China has also sought uranium from the West. CNNC’s China Nuclear Energy Corporation signed a long-term contract on June 24, 2010 with Canada’s Cameco to import 10,000 tons of uranium over a 10-year period (CNNC Press Release, July 15, 2010). That November, Cameco signed an agreement with China Guangdong Nuclear Power Holding to import 13,000 tons of the mineral through 2025 (Bloomberg, November 24, 2010). Canada’s Cameco has also contracted to sell 29 million pounds of uranium concentrate through 2025 to CGNPC (Wall Street Journal, January 21; Uranium Investing News, June 28). Australia is another large supplier of uranium products to China’s two importing behemoths, selling processed fuel rather than impure ore. Furthermore, in November 2010, during Chinese President Hu Jintao’s visit to France, the French nuclear giant AREVA signed deals with CNNC and CGNPC to construct reactors and export uranium. CGNPC and AREVA signed a $3.5 billion contract to export as much as 20,000 tons of uranium to China over a ten year period (AREVA Press Release, November 4, 2010).

Conclusion

Chinese companies have responded to the current depressed international uranium market—due to the March meltdown in Japan and the subsequent decision by Germany to phase out its large civilian nuclear power sector—by attempting to renegotiate outstanding bids and positions. In early May 2011, CGNPC reneged on its $1.24 billion bid to acquire a controlling interest in Kalahari Minerals PLC, which is developing a nearly $1.5 billion uranium mine in Namibia. The bid, placed only a few days before the earthquake on March 11 in Japan, was completely overvalued considering the subsequent fall in global uranium demand and prices. When regulators denied CGNPC’s revised bid, the company withdrew its offer entirely. This decision was made only after over two months of negotiations, indicating China’s reluctance to abandon such a large uranium acquisition (Wall Street Journal, March 22).

Moving forward, China will need to contend with further volatility in international uranium markets.
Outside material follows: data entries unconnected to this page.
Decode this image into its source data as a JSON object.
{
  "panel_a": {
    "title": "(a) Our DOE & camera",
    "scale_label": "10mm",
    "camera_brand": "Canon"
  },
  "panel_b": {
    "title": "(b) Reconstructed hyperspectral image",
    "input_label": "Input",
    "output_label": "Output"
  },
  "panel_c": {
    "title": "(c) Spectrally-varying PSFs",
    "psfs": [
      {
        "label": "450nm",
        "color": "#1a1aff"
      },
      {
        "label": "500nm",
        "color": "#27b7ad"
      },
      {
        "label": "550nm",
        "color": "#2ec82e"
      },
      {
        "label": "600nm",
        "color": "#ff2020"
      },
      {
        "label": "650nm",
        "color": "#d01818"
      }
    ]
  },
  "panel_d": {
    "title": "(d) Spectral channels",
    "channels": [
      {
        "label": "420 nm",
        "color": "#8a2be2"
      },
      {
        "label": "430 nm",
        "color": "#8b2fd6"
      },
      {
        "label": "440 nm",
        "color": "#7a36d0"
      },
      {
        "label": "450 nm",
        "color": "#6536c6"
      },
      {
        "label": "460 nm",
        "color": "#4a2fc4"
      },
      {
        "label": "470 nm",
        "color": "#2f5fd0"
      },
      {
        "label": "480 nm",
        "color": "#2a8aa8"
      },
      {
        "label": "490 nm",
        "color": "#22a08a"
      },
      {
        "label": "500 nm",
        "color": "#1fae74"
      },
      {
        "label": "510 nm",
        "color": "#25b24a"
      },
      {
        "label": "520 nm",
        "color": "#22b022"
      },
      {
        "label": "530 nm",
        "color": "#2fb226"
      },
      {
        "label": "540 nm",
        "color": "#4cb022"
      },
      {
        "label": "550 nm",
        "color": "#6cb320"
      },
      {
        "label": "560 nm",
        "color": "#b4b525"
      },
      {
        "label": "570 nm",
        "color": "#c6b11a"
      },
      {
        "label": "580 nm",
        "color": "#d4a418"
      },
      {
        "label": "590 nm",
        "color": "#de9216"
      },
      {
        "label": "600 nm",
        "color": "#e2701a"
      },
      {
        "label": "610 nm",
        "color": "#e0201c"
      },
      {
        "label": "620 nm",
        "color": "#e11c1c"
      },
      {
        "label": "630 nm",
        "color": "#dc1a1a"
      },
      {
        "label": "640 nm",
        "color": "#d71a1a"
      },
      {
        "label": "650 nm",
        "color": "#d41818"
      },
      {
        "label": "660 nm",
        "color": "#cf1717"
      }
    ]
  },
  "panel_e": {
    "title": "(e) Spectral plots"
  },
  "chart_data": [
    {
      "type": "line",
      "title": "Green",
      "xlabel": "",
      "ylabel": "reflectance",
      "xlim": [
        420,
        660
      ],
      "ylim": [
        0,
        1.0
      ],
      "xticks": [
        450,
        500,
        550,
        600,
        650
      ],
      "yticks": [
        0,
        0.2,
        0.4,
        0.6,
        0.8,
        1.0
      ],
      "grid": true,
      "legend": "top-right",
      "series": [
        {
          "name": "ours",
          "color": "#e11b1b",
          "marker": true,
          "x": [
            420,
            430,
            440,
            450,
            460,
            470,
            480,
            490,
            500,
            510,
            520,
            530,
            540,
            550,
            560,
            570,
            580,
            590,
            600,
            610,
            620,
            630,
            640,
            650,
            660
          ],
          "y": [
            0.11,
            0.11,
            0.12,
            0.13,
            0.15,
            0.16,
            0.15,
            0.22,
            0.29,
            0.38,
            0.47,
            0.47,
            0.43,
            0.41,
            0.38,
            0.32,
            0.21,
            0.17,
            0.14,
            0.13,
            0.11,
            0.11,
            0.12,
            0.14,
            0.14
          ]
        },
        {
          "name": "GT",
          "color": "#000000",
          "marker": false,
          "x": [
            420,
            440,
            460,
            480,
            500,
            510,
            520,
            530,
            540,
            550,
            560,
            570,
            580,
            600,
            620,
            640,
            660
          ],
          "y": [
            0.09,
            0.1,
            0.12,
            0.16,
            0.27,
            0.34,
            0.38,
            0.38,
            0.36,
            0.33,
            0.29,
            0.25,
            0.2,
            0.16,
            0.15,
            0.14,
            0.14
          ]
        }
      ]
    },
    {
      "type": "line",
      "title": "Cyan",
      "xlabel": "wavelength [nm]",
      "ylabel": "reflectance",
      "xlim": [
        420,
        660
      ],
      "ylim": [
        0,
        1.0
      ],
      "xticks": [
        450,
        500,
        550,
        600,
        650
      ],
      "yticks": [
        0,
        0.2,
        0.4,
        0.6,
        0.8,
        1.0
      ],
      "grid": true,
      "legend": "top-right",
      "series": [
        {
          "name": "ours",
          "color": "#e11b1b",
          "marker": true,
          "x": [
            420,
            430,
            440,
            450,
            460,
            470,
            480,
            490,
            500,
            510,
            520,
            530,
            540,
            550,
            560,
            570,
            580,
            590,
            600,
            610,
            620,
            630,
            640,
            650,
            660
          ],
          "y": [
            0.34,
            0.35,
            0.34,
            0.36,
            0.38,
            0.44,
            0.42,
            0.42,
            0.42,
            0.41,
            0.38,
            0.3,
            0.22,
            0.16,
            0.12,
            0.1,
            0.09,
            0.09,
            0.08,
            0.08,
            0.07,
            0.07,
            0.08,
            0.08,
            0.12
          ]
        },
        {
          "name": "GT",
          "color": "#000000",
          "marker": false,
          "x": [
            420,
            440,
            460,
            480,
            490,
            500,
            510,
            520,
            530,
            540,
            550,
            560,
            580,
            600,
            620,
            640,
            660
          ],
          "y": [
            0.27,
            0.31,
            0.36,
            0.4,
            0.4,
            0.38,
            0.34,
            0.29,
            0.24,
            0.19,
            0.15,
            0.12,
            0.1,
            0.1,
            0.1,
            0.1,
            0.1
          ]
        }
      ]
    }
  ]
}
Although it has procured foreign supplies with relatively little controversy, China must manage possible diplomatic tensions in Central Asia and political instability in Africa. Future complications could arise in other foreign areas once global demand rebounds and uranium prices rise. The Chinese will face especially stiff competition for uranium from Russia, India and South Korea. Russia has contracted with some of the same countries as China in its many uranium deals, especially Kazakhstan and Mongolia. The Indians have sought to buy uranium from Kazakhstan, Namibia, Niger and Mongolia, and are vigorously searching for opportunities elsewhere (MiningWeekly.com, May 13).

Although Chinese companies continue to look for uranium resources around the world, they are wary to overbid for mines that lack proven valued resources. But the Chinese have shown they will often pay above market prices for those mines, companies and other assets that are genuinely rich in natural resources.